An iridescent centipede, four foot long and six inches wide. Skitters on walls and ceilings as easily as on the floor.
Emerging from the top of its head is a slender human arm, which it daintily uses to reach into its own mouth and bring out handfuls of silver sand. It throws these into the eyes of prey (save to dodge). If afflicted, a creature gets one round of yawning and staggering action before succumbing to deep sleep.
Stats
HD 2, HP 6, AC 14, Atk throw sand (see below) or bite 1d6, Move 60’, Morale 6
Behaviour
Roll 1d4-1 to determine how many slumbering or dead creatures currently hang from the ceiling (you can roll on your wandering monster table to determine their nature). If it has at least 2 in the larder it will avoid conflict.
Once all prey are asleep it vomits up sticky goo onto their limbs and then drags them up a wall and affixes them to the ceiling, out of the reach of scavengers.
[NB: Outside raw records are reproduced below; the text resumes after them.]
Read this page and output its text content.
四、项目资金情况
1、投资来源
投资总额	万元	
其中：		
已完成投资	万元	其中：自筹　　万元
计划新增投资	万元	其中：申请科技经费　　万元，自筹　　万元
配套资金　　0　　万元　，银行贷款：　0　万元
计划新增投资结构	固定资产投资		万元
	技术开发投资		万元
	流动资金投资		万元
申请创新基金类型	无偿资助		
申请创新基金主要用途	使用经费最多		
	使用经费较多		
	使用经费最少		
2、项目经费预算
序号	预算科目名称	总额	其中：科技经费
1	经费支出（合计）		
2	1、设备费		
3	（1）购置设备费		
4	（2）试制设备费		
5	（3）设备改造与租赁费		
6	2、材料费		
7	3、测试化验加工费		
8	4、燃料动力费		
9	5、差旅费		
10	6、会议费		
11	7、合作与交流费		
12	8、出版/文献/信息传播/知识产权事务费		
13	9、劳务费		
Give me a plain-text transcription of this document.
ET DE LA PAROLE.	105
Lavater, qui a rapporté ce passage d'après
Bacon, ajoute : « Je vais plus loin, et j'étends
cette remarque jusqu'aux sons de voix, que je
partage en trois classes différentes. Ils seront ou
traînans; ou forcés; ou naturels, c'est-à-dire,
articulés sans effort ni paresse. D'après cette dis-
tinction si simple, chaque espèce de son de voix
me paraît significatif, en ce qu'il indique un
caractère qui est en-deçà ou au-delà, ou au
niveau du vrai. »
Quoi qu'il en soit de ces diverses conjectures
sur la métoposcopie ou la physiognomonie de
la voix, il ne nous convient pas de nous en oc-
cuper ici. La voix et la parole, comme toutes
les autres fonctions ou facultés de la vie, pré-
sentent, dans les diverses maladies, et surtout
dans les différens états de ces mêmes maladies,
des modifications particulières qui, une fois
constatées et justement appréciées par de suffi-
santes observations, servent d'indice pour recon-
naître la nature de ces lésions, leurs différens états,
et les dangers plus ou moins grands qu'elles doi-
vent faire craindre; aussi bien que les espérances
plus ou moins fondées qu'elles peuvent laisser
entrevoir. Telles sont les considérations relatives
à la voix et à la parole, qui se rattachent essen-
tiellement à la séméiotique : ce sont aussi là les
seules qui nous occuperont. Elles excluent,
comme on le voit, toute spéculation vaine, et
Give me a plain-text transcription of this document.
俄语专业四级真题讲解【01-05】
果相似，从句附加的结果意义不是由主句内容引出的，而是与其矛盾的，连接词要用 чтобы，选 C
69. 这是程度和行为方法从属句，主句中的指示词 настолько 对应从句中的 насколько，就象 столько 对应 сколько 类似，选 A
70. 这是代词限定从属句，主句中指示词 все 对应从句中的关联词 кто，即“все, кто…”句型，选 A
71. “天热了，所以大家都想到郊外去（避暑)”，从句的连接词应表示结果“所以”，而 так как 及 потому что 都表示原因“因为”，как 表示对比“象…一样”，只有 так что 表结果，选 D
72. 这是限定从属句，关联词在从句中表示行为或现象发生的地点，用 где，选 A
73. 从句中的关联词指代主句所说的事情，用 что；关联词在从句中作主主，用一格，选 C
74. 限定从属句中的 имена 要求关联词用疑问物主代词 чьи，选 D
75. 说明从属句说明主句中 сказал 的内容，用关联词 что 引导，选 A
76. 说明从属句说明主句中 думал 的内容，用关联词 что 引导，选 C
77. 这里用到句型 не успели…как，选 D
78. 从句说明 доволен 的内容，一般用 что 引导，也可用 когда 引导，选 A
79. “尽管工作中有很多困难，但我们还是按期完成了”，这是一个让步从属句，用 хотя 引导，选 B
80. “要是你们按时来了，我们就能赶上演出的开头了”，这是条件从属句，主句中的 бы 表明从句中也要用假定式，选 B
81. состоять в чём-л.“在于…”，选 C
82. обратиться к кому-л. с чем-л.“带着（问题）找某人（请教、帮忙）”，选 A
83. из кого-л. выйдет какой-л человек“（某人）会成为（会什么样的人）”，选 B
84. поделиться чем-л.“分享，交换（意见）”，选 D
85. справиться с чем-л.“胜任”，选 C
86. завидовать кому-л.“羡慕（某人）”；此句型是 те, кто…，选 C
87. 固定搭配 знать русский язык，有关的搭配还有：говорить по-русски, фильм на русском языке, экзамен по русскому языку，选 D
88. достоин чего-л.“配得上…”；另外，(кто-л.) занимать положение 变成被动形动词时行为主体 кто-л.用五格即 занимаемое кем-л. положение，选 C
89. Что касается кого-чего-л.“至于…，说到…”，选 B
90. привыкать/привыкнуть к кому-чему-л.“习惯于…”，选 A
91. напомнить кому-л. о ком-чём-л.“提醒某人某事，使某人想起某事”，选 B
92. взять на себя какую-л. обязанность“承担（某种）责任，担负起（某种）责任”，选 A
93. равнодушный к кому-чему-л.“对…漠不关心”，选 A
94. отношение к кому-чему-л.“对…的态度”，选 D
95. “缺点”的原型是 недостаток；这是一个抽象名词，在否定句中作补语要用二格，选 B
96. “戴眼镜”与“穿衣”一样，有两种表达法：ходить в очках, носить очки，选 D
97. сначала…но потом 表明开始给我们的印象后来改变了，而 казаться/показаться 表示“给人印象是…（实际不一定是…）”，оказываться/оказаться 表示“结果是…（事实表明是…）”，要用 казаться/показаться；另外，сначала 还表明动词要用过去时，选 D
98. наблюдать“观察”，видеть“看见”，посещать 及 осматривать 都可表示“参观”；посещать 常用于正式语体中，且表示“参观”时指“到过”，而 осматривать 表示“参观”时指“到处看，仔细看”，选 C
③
It feeds on their spirit as they dream and, when they die of thirst, devours their flesh. They take 1 point of Wisdom damage for every day they sleep.
Waking sleepers
Sleepers can only be awakened by removing every trace of sand from their eyes; this requires 1 pint of water per sleeper. Effects of waking:
- When they first awaken they are groggy and confused for one turn.
- They have vague memories of terrifying nightmares (disadvantage on save vs fear and morale for the next week).
- Twice the player can declare that they remember a nightmare fragment that is relevant to the current situation. The GM describes a terrifying way in which they died in their dream in this exact situation. 50% chance (GM rolls secretly) that this reveals true information; otherwise it is misleading.
Treasure
Each creature in the larder has treasure as per their own stats. Each has a 50% chance of being alive.